The owner argued that it was entitled to summary judgment because wheel stops and parking bumpers aren’t hazards as a matter of law and because the plaintiff already had traversed the parking bumpers before she fell.

Wheel Stops and Parking Bumpers May Constitute Hazards

Presiding Judge McFadden explained that the threshold point of an inquiry in a trip-and-fall case is the existence of a hazardous condition on the premises. The owner argued that invitees must always anticipate wheel stops and parking bumpers in parking lots, so that in most cases, as a matter of law, such structures may not be considered to be a hazard.

Here, viewing the evidence in the plaintiff’s favor, the placement of the parking bumpers was adjacent to the parking space, instead of at its front. This was unusual, and the bumpers weren’t distinguished by color from the white parking stripe on which they rested. This evidence was sufficient to create a jury issue as to whether the parking bumpers created a hazard, Judge McFadden said.

Further, the Court of Appeals held that whether that structure is a hazard and whether The plaintiff had constructive knowledge of the alleged hazard from traversing it before are jury questions.

Prior Traversal Rule

The owner argued that the prior traversal rule entitled it to summary judgment. But Judge McFadden and the Court of Appeals said it did not.

Quoting a 2020 decision, the judge wrote, “Georgia’s longstanding prior traversal rule provides that when a person has successfully negotiated an alleged dangerous condition on a previous occasion, that person is presumed to have equal knowledge of it and cannot recover for a subsequent injury resulting therefrom.”

However, the rule has its limits, he explained. It only applies to cases involving a static condition that’s readily discernible to a person exercising reasonable care for his own safety. Moreover, it’s the plaintiff’s knowledge of the specific hazard precipitating a trip and fall that’s determinative—not merely her knowledge of the generally prevailing hazardous conditions or of hazardous conditions which a plaintiff observes and avoids.

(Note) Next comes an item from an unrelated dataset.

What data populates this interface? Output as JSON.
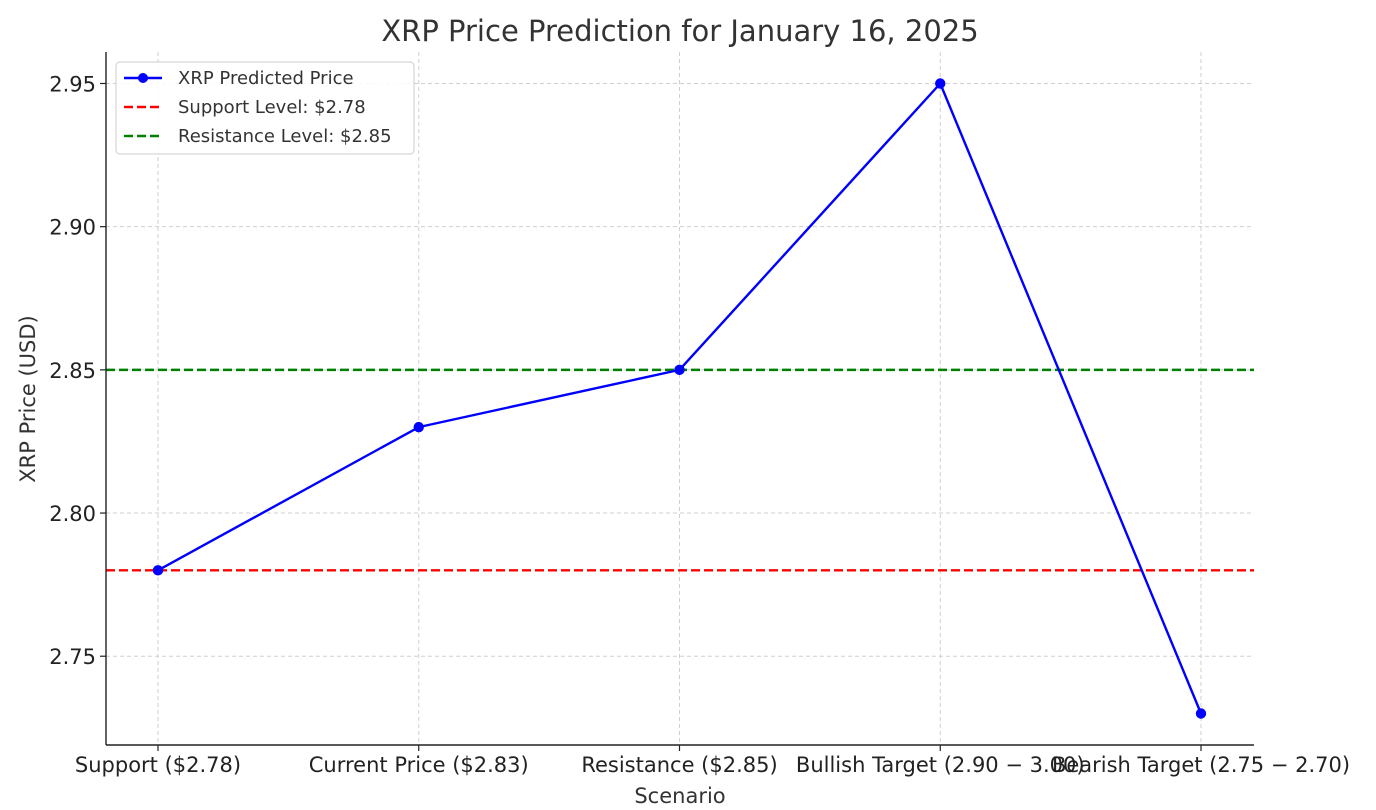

Here, viewing the evidence in the light most favorable to the plaintiff, the Court of Appeals found that it couldn’t conclude as a matter of law that she had knowledge equal or superior to the owner’s knowledge of the parking bumpers. For one thing, Judge McFadden said that the evidence of whether the plaintiff successfully navigated the specific hazard isn’t undisputed. Viewed in her favor, the plaintiff’s testimony was that she’d previously walked within close proximity of the parking bumpers when she walked to the restaurant. She didn’t notice the parking bumpers then, and she wasn’t certain that she’d taken the same route when she returned to her car. Also, the placement of the parking bumpers adjacent to the parking space, instead of at its end, was unusual. Plus, the bumpers weren’t distinguished by color from the white parking stripe on which they rested, causing them to be harder to see than they would’ve been had they been painted a contrasting color.

Judge McFadden also quoted a case from last year that stated:

[A] reasonable juror would be entitled to find that [the plaintiff] did not precisely retrace her exact path, step by step, from earlier in the evening when she returned to her vehicle. Moreover, … a reasonable juror also could find that the difficult-to-see [parking bumpers] would not have been visible even if [the plaintiff’s] earlier path of travel had taken her right next to [them].

As such, the Court held that the trial court didn’t err in denying the owner’s motion for summary judgment. Brixmor New Chastain Corners SC, LLC v. Ja es, 2023 Ga. App. LEXIS 81 (Ga. App. February 16, 2023).